State officials say there are several factors to the dwindling dairy farms, including a decline in milk consumption, urbanization, and a reduction in dairy processing plants. Miron said most processing plants are already at full capacity.
“So, when one processing plant has difficulty or closes, there’s no way for those farmer members of those processing facilities to find processing elsewhere. So, it really puts those farmers in a significant dilemma,” said Miron.
Crystal Farms, a dairy manufacturing company, said the alarming rate of farm disappearances prompted them to take action in hopes of helping local farmers through the Farms Forever Program.

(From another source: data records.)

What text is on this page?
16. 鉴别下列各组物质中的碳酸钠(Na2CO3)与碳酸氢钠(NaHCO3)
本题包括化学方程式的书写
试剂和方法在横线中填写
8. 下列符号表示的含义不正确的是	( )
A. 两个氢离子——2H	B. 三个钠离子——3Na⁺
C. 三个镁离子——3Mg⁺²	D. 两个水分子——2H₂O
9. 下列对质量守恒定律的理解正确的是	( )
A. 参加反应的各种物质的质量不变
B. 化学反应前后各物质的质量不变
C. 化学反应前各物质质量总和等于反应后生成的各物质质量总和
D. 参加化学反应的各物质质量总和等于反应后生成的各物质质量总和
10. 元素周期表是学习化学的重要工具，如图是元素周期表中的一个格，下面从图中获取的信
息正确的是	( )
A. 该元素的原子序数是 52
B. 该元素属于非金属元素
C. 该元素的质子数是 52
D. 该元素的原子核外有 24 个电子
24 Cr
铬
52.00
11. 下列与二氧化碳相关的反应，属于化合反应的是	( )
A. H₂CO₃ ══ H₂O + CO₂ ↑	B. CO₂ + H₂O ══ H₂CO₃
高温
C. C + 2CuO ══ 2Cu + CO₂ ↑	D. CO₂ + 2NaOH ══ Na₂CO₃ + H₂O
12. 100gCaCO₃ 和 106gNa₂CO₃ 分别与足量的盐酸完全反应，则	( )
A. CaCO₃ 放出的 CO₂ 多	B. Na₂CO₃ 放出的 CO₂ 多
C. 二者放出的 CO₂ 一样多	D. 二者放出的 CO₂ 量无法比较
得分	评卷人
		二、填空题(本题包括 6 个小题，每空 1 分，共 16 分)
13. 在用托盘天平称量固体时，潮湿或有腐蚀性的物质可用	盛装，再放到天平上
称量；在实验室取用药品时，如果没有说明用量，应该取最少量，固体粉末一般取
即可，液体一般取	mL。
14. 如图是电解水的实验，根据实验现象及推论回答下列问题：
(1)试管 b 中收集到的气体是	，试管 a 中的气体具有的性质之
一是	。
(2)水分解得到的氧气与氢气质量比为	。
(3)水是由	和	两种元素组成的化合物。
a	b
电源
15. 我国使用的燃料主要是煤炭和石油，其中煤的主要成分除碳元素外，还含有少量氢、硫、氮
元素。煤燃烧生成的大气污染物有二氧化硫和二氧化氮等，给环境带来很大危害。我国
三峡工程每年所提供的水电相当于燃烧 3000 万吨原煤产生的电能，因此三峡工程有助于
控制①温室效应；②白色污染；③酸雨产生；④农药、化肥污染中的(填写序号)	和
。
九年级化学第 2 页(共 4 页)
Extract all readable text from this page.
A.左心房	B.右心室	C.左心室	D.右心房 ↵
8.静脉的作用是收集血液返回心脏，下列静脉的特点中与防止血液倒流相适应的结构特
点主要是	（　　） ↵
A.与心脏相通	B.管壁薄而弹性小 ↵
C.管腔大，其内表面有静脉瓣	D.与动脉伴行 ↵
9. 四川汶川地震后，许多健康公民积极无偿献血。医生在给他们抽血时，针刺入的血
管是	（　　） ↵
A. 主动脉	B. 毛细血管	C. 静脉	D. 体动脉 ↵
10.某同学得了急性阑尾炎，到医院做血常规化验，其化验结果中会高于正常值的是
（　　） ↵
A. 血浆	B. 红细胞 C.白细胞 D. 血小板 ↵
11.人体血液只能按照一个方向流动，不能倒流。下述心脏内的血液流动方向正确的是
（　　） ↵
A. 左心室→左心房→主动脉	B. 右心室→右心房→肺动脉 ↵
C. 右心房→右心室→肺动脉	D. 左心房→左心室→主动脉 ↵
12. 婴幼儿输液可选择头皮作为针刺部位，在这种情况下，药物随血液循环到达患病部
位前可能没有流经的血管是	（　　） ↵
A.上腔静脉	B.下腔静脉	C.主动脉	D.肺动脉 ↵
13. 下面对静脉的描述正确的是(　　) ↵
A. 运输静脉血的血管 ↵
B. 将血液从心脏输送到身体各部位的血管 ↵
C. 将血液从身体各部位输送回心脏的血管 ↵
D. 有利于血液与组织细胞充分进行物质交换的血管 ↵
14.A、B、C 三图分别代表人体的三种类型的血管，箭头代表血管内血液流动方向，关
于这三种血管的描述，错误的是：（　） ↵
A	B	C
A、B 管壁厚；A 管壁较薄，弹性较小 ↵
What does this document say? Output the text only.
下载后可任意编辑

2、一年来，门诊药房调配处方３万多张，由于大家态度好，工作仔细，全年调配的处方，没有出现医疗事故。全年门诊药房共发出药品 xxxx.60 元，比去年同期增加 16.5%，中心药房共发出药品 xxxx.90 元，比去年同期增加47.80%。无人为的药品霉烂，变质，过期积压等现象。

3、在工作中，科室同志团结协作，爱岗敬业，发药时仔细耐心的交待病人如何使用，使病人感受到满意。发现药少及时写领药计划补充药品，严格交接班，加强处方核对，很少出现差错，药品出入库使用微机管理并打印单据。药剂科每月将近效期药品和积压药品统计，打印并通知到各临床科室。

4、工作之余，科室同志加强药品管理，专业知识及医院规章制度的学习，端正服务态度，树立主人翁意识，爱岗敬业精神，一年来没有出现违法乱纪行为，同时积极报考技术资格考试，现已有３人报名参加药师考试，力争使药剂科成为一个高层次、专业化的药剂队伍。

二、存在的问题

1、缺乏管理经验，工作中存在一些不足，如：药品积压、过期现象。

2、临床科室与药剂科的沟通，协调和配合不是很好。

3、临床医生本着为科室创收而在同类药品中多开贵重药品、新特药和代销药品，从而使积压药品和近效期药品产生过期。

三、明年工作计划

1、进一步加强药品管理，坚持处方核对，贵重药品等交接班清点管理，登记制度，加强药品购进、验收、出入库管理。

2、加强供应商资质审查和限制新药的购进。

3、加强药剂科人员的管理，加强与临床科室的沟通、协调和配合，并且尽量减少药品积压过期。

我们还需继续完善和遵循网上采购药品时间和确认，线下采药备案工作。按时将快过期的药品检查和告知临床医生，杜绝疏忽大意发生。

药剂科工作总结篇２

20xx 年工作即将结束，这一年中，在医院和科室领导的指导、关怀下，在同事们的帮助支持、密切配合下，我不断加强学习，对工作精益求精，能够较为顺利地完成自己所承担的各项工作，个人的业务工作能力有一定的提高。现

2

“We decided to really rewire our supply chain, so all of our dairy comes from this region,” said Janell Lofton-Minta, Crystal Farms Vice President of Growth and Marketing. “There’s more than 1,000 farm families in Wisconsin and Minnesota that are part of our sourcing team.”
Even among a dairy crisis, back at the farm, it’s business as usual. Miron isn’t giving up hope, nor is he worried.
“Agriculture is ingrained in us, but I think that probably the most important part of it is the family part of family farm,” he said.